Une alerte, …, des éléments familiaux universels, bien des choses que vous connaissez, de part la perte d’un ou de proches déjà, près de vous.

Désormais, nous pouvons intervenir pour Papa là. Discrètement, sans « pitié » (je sais que ce n’est pas votre cas), pour « égailler » la vie, en cette période sombre, que nous affrontons toutes et tous.

J’envisage depuis quelque temps un voyage avec Papa et mon frère, sur 3-4 jours, vers Istanbul par exemple.

Sera venu le moment, peut-être dès février, de le financer, sans se ruiner.

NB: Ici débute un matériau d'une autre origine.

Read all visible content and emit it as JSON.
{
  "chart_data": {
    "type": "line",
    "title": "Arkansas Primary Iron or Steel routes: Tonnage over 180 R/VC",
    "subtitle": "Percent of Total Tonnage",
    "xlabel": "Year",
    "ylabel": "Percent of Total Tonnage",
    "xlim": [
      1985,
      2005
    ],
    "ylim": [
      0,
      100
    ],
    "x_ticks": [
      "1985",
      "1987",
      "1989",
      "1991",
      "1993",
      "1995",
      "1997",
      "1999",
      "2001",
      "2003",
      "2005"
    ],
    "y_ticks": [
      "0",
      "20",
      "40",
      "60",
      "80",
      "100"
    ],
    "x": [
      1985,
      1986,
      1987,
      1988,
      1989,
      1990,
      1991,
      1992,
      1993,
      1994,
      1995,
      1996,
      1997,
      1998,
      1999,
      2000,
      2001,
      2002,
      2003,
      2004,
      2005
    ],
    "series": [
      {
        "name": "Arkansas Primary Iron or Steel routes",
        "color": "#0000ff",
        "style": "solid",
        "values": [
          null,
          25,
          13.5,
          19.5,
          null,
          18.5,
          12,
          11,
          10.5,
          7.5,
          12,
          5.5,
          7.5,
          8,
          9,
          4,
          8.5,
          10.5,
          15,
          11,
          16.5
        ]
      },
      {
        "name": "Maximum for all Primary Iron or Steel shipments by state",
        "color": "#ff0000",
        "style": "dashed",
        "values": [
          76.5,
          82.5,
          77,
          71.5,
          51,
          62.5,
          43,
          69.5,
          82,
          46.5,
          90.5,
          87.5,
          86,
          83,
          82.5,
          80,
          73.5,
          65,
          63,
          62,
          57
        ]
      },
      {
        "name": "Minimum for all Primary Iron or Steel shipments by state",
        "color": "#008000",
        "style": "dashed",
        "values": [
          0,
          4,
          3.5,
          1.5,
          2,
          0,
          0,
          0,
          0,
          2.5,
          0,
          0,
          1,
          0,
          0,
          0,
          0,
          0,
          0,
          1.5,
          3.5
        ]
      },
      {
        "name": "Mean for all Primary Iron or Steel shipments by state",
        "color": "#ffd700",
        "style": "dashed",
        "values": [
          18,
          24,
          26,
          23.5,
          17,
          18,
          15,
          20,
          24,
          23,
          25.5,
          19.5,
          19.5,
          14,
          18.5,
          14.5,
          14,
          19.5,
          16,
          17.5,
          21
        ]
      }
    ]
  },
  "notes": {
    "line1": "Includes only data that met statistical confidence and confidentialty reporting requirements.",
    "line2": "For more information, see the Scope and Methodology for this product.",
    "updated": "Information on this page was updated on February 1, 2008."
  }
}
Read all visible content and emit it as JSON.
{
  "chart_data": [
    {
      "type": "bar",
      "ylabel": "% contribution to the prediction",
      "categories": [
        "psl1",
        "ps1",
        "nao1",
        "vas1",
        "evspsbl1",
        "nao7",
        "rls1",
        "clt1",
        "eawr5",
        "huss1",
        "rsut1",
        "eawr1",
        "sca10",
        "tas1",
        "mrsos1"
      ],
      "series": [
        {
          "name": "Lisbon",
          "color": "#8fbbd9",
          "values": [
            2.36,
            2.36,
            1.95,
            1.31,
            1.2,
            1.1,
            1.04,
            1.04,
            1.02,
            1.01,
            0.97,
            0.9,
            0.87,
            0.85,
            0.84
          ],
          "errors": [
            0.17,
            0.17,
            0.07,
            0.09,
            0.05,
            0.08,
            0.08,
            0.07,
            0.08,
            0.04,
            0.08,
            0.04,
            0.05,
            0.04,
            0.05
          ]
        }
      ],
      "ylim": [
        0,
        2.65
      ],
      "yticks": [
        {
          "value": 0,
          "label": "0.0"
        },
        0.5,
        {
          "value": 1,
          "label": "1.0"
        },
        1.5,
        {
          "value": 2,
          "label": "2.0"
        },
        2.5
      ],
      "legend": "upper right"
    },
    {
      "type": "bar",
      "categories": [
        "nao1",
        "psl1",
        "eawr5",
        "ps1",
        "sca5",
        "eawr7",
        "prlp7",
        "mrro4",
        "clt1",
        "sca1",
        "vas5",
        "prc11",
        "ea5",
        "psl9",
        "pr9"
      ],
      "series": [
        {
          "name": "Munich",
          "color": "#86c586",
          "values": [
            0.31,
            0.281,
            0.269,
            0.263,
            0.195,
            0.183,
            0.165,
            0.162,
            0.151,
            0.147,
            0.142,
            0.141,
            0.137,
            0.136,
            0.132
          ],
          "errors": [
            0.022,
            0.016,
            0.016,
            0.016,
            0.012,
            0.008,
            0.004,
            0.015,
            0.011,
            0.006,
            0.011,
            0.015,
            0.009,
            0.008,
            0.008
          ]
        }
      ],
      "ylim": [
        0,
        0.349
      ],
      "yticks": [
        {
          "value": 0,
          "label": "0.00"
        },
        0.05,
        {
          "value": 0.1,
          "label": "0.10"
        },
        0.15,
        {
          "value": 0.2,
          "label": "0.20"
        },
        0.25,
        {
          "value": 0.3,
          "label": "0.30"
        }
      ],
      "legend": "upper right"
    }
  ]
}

Etre à trois, oui, cette fois. Des liens privilégiés, un espace à créer pour nous, selon l’agenda de chacun.

Une retraite à tourner vers l’avenir pour Papa. Le temps passe si vite… Sans jamais oublier Maman.

Elle veut notre bonheur, de là haut, avant de la rejoindre, au bout de nos vies à notre tour.

Longues années à pleurer Maman, et être dans la joie de tout ce qu’elle nous a donné. Cet amour…

Je n’ai pas réussi à faire court ici. Je pense avoir été simple. C’est ce que je ressens et comprend, vers vous.

Et si vous avez également besoin d’un petit rayon de lumière, de part votre propre vécu familial, ou autre, j’essaie d’être là aussi. Sans démonstration, juste avec le coeur.